No. I see nothing wrong with that. To have a very long relationship, I say she should be like your little sister during day time and a wh ore (strong word but 100% true) at night.

If either of those are lacking, I don't think it will last long.

Posted

Don't move in together!

That will make it waaay more complicated if you decide to bounce.

Tell her you need more time. Maybe she'll decide that you're commitment-phobic and dump you. Problem solved.

 

I think if you had the right partner, you'd be wanting it more than twice a week too.

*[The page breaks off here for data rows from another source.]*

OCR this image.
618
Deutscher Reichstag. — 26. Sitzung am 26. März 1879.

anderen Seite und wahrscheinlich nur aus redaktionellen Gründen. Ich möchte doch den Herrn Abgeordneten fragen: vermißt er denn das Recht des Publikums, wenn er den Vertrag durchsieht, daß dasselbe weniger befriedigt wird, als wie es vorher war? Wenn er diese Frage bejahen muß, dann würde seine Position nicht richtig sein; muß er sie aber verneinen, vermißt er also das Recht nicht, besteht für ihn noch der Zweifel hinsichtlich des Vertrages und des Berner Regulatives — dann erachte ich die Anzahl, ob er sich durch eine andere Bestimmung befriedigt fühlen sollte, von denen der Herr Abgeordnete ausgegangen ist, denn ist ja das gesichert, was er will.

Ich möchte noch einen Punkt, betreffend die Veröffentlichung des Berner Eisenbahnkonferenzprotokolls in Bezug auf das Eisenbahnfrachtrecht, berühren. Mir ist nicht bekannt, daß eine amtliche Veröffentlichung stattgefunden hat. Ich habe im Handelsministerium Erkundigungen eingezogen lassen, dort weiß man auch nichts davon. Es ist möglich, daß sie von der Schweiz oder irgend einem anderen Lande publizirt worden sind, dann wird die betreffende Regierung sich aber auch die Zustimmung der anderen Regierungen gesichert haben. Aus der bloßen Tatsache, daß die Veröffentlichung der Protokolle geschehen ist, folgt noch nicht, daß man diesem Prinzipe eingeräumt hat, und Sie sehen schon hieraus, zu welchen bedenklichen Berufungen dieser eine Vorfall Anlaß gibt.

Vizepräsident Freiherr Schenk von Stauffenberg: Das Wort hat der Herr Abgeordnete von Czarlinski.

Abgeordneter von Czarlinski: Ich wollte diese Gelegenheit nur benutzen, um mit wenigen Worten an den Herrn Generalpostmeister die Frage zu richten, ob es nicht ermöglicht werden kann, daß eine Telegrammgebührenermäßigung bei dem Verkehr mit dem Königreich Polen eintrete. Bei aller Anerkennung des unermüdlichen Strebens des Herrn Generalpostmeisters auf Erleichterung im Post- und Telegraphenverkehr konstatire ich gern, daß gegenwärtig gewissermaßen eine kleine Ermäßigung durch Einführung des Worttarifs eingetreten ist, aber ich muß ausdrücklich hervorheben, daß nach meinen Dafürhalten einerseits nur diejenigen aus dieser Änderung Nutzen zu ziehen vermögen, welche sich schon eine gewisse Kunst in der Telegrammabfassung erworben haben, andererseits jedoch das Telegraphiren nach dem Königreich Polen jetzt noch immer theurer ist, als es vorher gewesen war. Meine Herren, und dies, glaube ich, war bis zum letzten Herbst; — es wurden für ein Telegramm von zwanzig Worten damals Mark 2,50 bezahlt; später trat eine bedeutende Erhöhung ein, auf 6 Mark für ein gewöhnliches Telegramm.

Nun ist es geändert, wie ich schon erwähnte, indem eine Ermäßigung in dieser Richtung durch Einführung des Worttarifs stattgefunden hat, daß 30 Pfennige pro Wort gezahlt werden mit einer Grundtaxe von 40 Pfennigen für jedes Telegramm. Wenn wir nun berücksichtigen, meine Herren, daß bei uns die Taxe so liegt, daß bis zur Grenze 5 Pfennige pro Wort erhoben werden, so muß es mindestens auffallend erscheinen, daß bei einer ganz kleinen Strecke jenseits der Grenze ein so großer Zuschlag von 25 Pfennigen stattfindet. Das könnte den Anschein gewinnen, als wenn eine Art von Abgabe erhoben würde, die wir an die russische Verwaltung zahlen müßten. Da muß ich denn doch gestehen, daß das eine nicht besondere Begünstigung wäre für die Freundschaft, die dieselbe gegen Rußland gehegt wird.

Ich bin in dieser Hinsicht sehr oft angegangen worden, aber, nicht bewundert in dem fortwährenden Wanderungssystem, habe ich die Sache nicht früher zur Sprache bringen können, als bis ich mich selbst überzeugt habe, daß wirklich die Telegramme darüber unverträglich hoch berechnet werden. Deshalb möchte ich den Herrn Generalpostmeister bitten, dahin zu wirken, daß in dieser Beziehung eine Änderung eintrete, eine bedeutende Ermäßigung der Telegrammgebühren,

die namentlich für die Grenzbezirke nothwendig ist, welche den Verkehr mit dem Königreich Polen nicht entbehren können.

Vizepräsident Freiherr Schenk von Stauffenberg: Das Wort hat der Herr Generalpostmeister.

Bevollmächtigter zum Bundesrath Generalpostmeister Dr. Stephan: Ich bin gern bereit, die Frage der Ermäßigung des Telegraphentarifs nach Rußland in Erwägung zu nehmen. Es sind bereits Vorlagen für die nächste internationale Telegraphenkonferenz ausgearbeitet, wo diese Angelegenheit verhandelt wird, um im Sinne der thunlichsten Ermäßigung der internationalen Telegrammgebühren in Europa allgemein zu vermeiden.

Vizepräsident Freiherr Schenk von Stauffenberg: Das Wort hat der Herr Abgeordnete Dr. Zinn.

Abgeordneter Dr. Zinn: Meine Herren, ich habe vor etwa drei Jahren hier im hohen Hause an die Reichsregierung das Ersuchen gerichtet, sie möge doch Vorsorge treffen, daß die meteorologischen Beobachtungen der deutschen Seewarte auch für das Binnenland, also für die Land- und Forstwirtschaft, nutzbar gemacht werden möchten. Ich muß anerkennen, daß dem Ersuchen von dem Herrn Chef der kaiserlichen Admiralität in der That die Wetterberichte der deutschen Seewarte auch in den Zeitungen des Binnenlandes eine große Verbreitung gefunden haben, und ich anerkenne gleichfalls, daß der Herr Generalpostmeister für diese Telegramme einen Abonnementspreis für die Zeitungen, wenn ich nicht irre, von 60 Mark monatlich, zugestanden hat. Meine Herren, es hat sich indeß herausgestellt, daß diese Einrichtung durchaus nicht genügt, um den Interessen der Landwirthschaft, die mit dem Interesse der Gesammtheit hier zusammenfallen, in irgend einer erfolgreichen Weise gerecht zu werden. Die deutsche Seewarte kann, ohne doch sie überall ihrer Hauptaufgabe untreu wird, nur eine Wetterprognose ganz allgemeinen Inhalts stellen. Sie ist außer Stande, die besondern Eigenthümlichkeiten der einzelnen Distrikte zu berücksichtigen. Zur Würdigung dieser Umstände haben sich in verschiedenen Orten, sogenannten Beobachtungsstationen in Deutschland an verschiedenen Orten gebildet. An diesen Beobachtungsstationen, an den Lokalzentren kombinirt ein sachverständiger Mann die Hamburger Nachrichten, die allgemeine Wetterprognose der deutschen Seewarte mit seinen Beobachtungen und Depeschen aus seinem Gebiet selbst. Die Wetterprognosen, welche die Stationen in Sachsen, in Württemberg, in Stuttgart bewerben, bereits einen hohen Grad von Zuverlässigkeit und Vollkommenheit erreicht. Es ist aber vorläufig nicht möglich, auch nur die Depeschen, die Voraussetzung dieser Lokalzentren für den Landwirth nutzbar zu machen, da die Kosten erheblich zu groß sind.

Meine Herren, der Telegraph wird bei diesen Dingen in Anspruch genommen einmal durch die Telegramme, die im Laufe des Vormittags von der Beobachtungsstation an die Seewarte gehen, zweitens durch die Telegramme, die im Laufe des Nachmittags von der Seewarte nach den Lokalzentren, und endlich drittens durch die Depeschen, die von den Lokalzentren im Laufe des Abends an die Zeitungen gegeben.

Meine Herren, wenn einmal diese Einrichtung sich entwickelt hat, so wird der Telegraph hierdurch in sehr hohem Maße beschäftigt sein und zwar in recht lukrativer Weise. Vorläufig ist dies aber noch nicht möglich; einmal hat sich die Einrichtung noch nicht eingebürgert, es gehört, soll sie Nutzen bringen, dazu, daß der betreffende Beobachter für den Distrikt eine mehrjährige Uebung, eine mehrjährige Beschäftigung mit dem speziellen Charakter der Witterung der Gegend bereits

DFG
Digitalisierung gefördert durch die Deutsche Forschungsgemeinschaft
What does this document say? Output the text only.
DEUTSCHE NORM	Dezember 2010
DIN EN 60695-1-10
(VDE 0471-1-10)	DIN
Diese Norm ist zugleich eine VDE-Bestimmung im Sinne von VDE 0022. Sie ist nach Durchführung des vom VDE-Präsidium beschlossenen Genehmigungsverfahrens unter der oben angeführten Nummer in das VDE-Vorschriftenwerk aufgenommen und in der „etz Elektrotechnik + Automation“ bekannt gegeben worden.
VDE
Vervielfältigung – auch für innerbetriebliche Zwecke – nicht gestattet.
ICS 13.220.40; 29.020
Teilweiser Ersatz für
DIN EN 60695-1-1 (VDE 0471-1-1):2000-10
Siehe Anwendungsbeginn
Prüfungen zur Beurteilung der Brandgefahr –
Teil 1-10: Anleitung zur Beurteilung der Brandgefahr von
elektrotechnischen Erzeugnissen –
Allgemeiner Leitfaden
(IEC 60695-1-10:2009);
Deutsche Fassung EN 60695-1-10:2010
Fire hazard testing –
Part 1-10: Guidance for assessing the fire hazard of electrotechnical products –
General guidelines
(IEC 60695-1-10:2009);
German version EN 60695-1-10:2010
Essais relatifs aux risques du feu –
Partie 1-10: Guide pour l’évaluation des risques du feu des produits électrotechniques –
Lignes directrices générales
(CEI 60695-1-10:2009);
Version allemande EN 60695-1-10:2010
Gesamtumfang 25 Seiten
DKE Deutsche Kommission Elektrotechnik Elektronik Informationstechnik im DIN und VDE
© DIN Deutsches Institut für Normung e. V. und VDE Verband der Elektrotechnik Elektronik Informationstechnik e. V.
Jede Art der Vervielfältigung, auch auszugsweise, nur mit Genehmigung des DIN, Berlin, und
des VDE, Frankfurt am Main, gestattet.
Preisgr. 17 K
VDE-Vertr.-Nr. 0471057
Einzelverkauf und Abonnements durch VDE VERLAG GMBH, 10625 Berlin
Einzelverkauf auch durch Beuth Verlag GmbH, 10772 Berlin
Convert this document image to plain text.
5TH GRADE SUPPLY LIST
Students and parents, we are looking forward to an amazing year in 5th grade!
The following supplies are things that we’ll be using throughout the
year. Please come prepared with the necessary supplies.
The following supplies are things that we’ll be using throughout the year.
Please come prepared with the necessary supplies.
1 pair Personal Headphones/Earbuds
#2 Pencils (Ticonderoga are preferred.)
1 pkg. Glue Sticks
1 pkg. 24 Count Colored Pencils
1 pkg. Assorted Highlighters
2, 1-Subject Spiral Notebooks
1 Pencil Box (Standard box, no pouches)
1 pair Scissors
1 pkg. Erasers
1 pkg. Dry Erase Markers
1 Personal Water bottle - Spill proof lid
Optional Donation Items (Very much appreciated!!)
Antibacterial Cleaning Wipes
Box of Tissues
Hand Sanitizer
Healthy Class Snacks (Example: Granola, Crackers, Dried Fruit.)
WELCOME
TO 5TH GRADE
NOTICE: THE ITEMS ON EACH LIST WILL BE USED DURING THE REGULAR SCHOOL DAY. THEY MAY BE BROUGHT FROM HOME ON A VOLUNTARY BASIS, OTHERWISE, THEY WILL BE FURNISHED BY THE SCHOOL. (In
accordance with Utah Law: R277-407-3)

Staying in this relationship is just comfortable enough that you're not taking the risk of finding someone more compatible.

 

Good luck.

 

she should be like your little sister during day time

How about just 'sister'?

'little sister' has an odd ring to it.

Posted

I've been with my husband 21 years and we still want to have sex with each other. It's not the only good thing in our relationship, but I think it makes everything else run more smoothly. We both feel happy and connected after sex, and it gives us something to look forward to. The daily routine, the kids, our jobs, the stress of life...can get to you. Knowing we have our alone time to look forward to at the end of the day is comforting, and thinking about it still gets me excited.

 

I think sexual attraction is essential to feel content and satisfied. I think it energizes you and prompts you to put effort into making your spouse happy. I have noticed that in sexless marriages, a man's desire to please his woman in other ways fades. If he's not happy in the bedroom, he's not as eager to carry the groceries, have brunch with the in laws, paint the dining room, etc. Sex puts pep in his step, glide in his stride. If a woman is not satisfied, she is often less affectionate and distant. A good sex life lightens her mood and she doesn't sweat the small stuff as much. So I think a good sex life is a win-win situation, and when the sex is messed up, other issues in the relationship get magnified.